L'un de ces outils est le processus de détermination des atrocités, que les États-Unis ont mené en 2022 pour faire face à l'invasion de l'Ukraine par la Russie. Ce processus a conclu que des membres des forces russes avaient commis des crimes de guerre.

En décembre 2023, le département d'État a utilisé le même processus pour déterminer officiellement que les parties belligérantes au Soudan avaient commis des crimes de guerre.

L'administration Biden a jusqu'à présent refusé de critiquer directement Israël au sujet du nombre de civils palestiniens tués, même si de hauts responsables de l'administration Biden ont déclaré que "beaucoup trop" de Palestiniens avaient été tués dans le conflit.

Les responsables américains ont également refusé de dire si Washington envisageait d'enquêter pour déterminer si les actions d'Israël sur le champ de bataille avaient violé les règles internationales de la guerre.

Les États-Unis fournissent à Israël une aide militaire annuelle de 3,8 milliards de dollars.
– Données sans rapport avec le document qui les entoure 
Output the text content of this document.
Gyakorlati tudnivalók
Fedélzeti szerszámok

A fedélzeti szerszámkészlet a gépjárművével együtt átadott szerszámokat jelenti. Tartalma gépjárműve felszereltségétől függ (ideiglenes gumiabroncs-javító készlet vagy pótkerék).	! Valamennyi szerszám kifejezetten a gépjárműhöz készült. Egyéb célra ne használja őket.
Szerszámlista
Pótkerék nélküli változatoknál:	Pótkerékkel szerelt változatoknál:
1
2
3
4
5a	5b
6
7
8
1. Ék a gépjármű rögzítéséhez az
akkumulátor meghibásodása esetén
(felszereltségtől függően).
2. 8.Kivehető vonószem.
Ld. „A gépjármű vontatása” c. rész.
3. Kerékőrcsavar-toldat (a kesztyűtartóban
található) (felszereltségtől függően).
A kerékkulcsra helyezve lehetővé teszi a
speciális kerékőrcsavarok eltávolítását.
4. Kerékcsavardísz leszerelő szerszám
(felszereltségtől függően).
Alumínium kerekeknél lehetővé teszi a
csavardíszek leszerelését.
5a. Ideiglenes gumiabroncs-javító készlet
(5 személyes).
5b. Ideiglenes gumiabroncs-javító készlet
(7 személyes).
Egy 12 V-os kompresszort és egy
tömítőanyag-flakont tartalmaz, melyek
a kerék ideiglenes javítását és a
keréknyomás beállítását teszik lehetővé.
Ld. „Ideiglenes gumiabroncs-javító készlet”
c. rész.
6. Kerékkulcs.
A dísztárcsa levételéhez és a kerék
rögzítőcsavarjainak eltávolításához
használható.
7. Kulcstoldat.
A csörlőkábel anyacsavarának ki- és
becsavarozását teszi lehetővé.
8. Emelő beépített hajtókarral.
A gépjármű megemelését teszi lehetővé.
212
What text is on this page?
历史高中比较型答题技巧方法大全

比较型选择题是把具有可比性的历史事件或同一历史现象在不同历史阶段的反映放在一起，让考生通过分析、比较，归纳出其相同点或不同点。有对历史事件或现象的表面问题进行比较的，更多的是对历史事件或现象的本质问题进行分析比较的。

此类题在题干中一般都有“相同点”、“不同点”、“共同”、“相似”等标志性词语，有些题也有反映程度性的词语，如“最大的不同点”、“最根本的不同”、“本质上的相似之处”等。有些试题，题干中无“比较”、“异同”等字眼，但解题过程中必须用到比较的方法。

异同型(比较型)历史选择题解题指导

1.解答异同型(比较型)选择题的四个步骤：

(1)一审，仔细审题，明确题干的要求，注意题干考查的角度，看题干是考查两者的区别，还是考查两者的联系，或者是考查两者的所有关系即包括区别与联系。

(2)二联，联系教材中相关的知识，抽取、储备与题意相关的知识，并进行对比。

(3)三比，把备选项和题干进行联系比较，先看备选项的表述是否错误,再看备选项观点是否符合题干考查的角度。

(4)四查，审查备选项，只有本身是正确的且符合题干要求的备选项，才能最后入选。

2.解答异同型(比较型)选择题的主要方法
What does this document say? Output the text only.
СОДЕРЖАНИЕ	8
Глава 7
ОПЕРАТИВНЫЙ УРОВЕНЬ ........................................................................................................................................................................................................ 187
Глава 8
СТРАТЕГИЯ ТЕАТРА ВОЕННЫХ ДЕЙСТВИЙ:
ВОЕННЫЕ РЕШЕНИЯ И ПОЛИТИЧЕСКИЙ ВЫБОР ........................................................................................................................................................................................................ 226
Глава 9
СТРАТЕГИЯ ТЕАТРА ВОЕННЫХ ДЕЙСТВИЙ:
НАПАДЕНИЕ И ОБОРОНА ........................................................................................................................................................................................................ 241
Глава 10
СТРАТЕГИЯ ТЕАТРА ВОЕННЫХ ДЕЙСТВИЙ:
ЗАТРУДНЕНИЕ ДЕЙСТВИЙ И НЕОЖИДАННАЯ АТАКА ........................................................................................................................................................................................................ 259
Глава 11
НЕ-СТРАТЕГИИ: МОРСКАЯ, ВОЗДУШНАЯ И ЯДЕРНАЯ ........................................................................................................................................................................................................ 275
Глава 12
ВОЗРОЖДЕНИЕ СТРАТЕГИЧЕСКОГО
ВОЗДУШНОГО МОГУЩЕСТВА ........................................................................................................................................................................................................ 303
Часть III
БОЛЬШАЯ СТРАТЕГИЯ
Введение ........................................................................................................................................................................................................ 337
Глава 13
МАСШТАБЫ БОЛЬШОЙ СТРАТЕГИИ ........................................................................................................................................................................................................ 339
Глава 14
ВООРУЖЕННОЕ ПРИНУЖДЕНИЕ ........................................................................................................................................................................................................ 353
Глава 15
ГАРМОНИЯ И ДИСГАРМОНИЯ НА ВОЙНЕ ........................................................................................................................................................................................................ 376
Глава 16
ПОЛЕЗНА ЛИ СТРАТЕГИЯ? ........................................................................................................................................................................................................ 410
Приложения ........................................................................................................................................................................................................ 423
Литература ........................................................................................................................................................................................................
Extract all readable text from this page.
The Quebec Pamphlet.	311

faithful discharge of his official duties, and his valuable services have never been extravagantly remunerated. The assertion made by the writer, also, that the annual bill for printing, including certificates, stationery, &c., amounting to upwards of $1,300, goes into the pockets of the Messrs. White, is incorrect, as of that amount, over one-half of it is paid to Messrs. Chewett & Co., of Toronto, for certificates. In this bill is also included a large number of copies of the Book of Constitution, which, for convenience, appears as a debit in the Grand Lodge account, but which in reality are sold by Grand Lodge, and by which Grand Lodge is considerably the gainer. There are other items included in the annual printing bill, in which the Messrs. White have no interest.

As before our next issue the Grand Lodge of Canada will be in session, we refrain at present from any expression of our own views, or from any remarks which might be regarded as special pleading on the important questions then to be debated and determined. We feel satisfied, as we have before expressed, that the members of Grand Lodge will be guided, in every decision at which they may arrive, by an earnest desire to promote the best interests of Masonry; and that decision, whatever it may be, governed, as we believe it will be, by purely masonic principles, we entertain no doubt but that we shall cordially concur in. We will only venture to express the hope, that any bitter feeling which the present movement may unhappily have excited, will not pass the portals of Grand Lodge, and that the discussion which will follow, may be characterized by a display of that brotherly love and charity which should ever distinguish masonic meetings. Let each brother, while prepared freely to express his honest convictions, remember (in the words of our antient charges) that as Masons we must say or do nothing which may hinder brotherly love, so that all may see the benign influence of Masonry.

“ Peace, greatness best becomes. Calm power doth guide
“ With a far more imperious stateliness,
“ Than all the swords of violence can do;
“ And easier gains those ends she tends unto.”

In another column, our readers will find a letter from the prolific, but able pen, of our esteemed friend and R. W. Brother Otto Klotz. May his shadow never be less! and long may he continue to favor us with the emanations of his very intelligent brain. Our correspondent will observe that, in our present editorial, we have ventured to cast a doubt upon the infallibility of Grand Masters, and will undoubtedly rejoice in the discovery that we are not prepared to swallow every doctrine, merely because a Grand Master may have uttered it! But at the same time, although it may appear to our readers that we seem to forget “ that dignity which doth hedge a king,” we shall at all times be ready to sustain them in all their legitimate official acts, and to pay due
Si Washington utilise traditionnellement cette aide pour influencer le comportement de ses alliés, il a largement exclu d'utiliser ce levier avec Israël, ce qui, selon ses détracteurs, donne à ce pays un sentiment d'impunité.

Le porte-parole adjoint du département d'État, Vedant Patel, a déclaré mercredi que toute mort de civil était "déchirante", mais qu'il ne s'agissait pas d'une opération américaine et qu'il appartenait à l'armée israélienne d'enquêter sur les "allégations crédibles de violations de la loi ou de la guerre lorsqu'elles se présentent".

Israël a déclenché sa guerre pour éradiquer le Hamas après que des militants de Gaza ont lancé une incursion surprise dans le sud d'Israël le 7 octobre, tuant 1 200 personnes et prenant environ 240 otages.

Les appels internationaux urgents en faveur d'un cessez-le-feu afin d'épargner les civils sont restés vains, Israël jurant de ne pas relâcher ses efforts tant que le Hamas n'aura pas été détruit et que tous les otages n'auront pas été libérés.